O’Neill’s GPAC had at least one defender from another park advisory council. At
the July 10 meeting in the Maggie Daley Fieldhouse, Bob Ziegler, a board member
of the Lincoln Park Advisory Council, also said he believes the Park District ignored
GPAC bylaws. Carroll repeated that the park district had the law on its side. This didn’t satisfy Ziegler, who at one point walked in front of the Park District’s table and tried to address the whole room. “You can’t pick and choose which bylaws you want to follow. You need to follow the process,” he told the room.
Two aldermen who represent the area, Ald. Sophia King (4th) and Ald. Brendan Reilly (42nd), were present at the meeting and spoke on other topics. Toward the end of the meeting, the Park District authorities announced an election to be held in a few months time. The next meeting is set for September, though an exact date has yet to be determined. It’s not clear who will run for the new GPAC committee.
The local group Keep Grant Green, which is assisting with the election of new officials, accuses O’Neill on its website of ruining the park for locals by allowing the park to host too many big, commercial events which prevent locals from using the park in the way they would like.
One such event is Lollapalooza. O’Neill said he is instrumental in negotiating and supervising reforestation efforts by the organizers of the City’s revenue-generating music festival, raising questions of whether his suspension would affect the post-festival cleanup.

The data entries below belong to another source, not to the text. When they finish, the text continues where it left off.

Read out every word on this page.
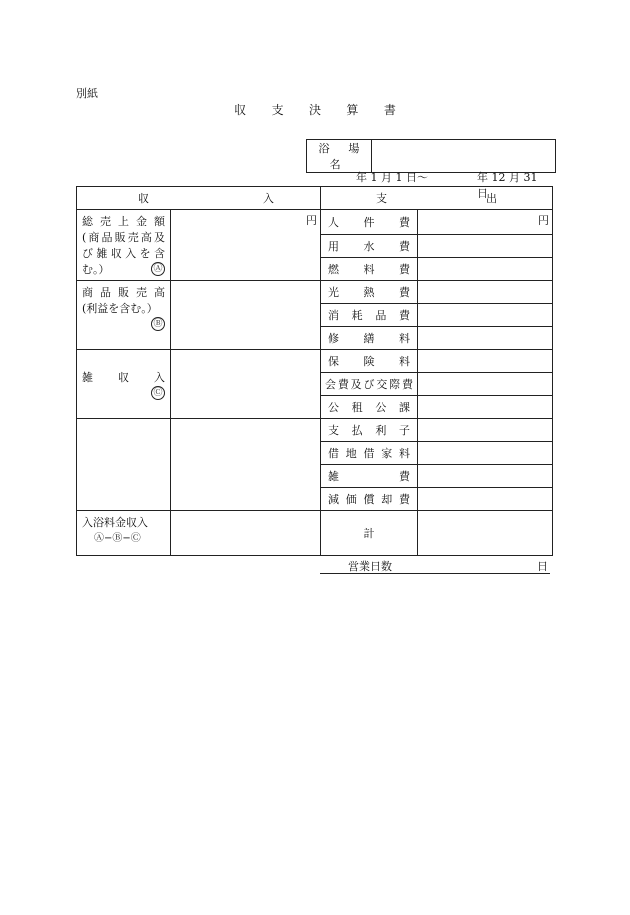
別紙
収 支 決 算 書
浴 場 名	
年 1 月 1 日〜	年 12 月 31 日
収 入		支 出	

総 売 上 金 額
(商品販売高及
び雑収入を含
む。） Ⓐ	円	人件費	円
		用水費	
		燃料費	

商 品 販 売 高
(利益を含む。）
Ⓑ		光熱費	
		消耗品費	
		修繕料	

雑　収　入
Ⓒ		保険料	
		会費及び交際費	
		公租公課	
		支払利子	
		借地借家料	
		雑費	
		減価償却費	

入浴料金収入
Ⓐ−Ⓑ−Ⓒ		計	
営業日数	日
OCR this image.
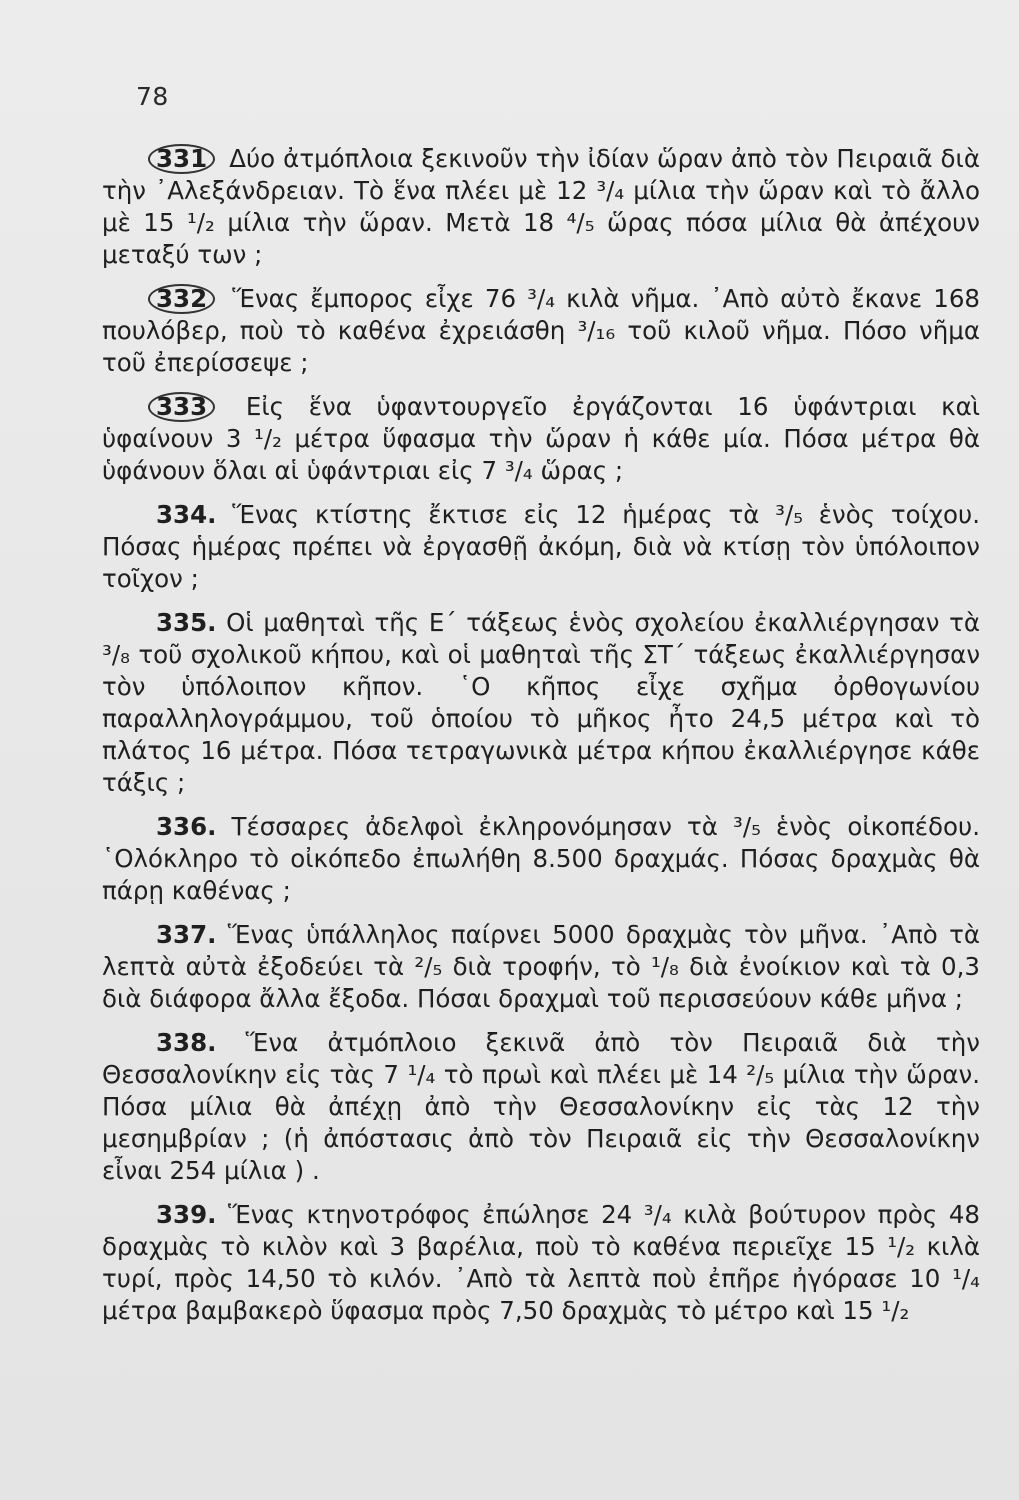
78

331 Δύο ἀτμόπλοια ξεκινοῦν τὴν ἰδίαν ὥραν ἀπὸ τὸν Πειραιᾶ διὰ τὴν ᾿Αλεξάνδρειαν. Τὸ ἕνα πλέει μὲ 12 ³/₄ μίλια τὴν ὥραν καὶ τὸ ἄλλο μὲ 15 ¹/₂ μίλια τὴν ὥραν. Μετὰ 18 ⁴/₅ ὥρας πόσα μίλια θὰ ἀπέχουν μεταξύ των ;

332 Ἕνας ἔμπορος εἶχε 76 ³/₄ κιλὰ νῆμα. ᾿Απὸ αὐτὸ ἔκανε 168 πουλόβερ, ποὺ τὸ καθένα ἐχρειάσθη ³/₁₆ τοῦ κιλοῦ νῆμα. Πόσο νῆμα τοῦ ἐπερίσσεψε ;

333 Εἰς ἕνα ὑφαντουργεῖο ἐργάζονται 16 ὑφάντριαι καὶ ὑφαίνουν 3 ¹/₂ μέτρα ὕφασμα τὴν ὥραν ἡ κάθε μία. Πόσα μέτρα θὰ ὑφάνουν ὅλαι αἱ ὑφάντριαι εἰς 7 ³/₄ ὥρας ;

334. Ἕνας κτίστης ἔκτισε εἰς 12 ἡμέρας τὰ ³/₅ ἑνὸς τοίχου. Πόσας ἡμέρας πρέπει νὰ ἐργασθῇ ἀκόμη, διὰ νὰ κτίσῃ τὸν ὑπόλοιπον τοῖχον ;

335. Οἱ μαθηταὶ τῆς Ε΄ τάξεως ἑνὸς σχολείου ἐκαλλιέργησαν τὰ ³/₈ τοῦ σχολικοῦ κήπου, καὶ οἱ μαθηταὶ τῆς ΣΤ΄ τάξεως ἐκαλλιέργησαν τὸν ὑπόλοιπον κῆπον. ῾Ο κῆπος εἶχε σχῆμα ὀρθογωνίου παραλληλογράμμου, τοῦ ὁποίου τὸ μῆκος ἦτο 24,5 μέτρα καὶ τὸ πλάτος 16 μέτρα. Πόσα τετραγωνικὰ μέτρα κήπου ἐκαλλιέργησε κάθε τάξις ;

336. Τέσσαρες ἀδελφοὶ ἐκληρονόμησαν τὰ ³/₅ ἑνὸς οἰκοπέδου. ῾Ολόκληρο τὸ οἰκόπεδο ἐπωλήθη 8.500 δραχμάς. Πόσας δραχμὰς θὰ πάρῃ καθένας ;

337. Ἕνας ὑπάλληλος παίρνει 5000 δραχμὰς τὸν μῆνα. ᾿Απὸ τὰ λεπτὰ αὐτὰ ἐξοδεύει τὰ ²/₅ διὰ τροφήν, τὸ ¹/₈ διὰ ἐνοίκιον καὶ τὰ 0,3 διὰ διάφορα ἄλλα ἔξοδα. Πόσαι δραχμαὶ τοῦ περισσεύουν κάθε μῆνα ;

338. Ἕνα ἀτμόπλοιο ξεκινᾶ ἀπὸ τὸν Πειραιᾶ διὰ τὴν Θεσσαλονίκην εἰς τὰς 7 ¹/₄ τὸ πρωὶ καὶ πλέει μὲ 14 ²/₅ μίλια τὴν ὥραν. Πόσα μίλια θὰ ἀπέχῃ ἀπὸ τὴν Θεσσαλονίκην εἰς τὰς 12 τὴν μεσημβρίαν ; (ἡ ἀπόστασις ἀπὸ τὸν Πειραιᾶ εἰς τὴν Θεσσαλονίκην εἶναι 254 μίλια ) .

339. Ἕνας κτηνοτρόφος ἐπώλησε 24 ³/₄ κιλὰ βούτυρον πρὸς 48 δραχμὰς τὸ κιλὸν καὶ 3 βαρέλια, ποὺ τὸ καθένα περιεῖχε 15 ¹/₂ κιλὰ τυρί, πρὸς 14,50 τὸ κιλόν. ᾿Απὸ τὰ λεπτὰ ποὺ ἐπῆρε ἠγόρασε 10 ¹/₄ μέτρα βαμβακερὸ ὕφασμα πρὸς 7,50 δραχμὰς τὸ μέτρο καὶ 15 ¹/₂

Chicago Park District spokesperson Jessica Maxey-Faulkner downplayed any relationship between C3, the Lollapalooza promoter and GPAC. “As a good steward of the parks, I believe that C3 has partnered with GPAC on initiatives in the past, but the Advisory Council standing does not impact the permit or operations in any way,” she wrote in an email.
That show will go on, and Grant Park will be cleaned up and restored, GPAC or no GPAC. Anyone who has been to at least two GPAC meetings this year may run for office and vote for a new president and council. Assuming those same constituents show up at the next meeting, they may well be able to vote in a new council and president who align more with the views of Keep Grant Green, the Park District and the aldermen.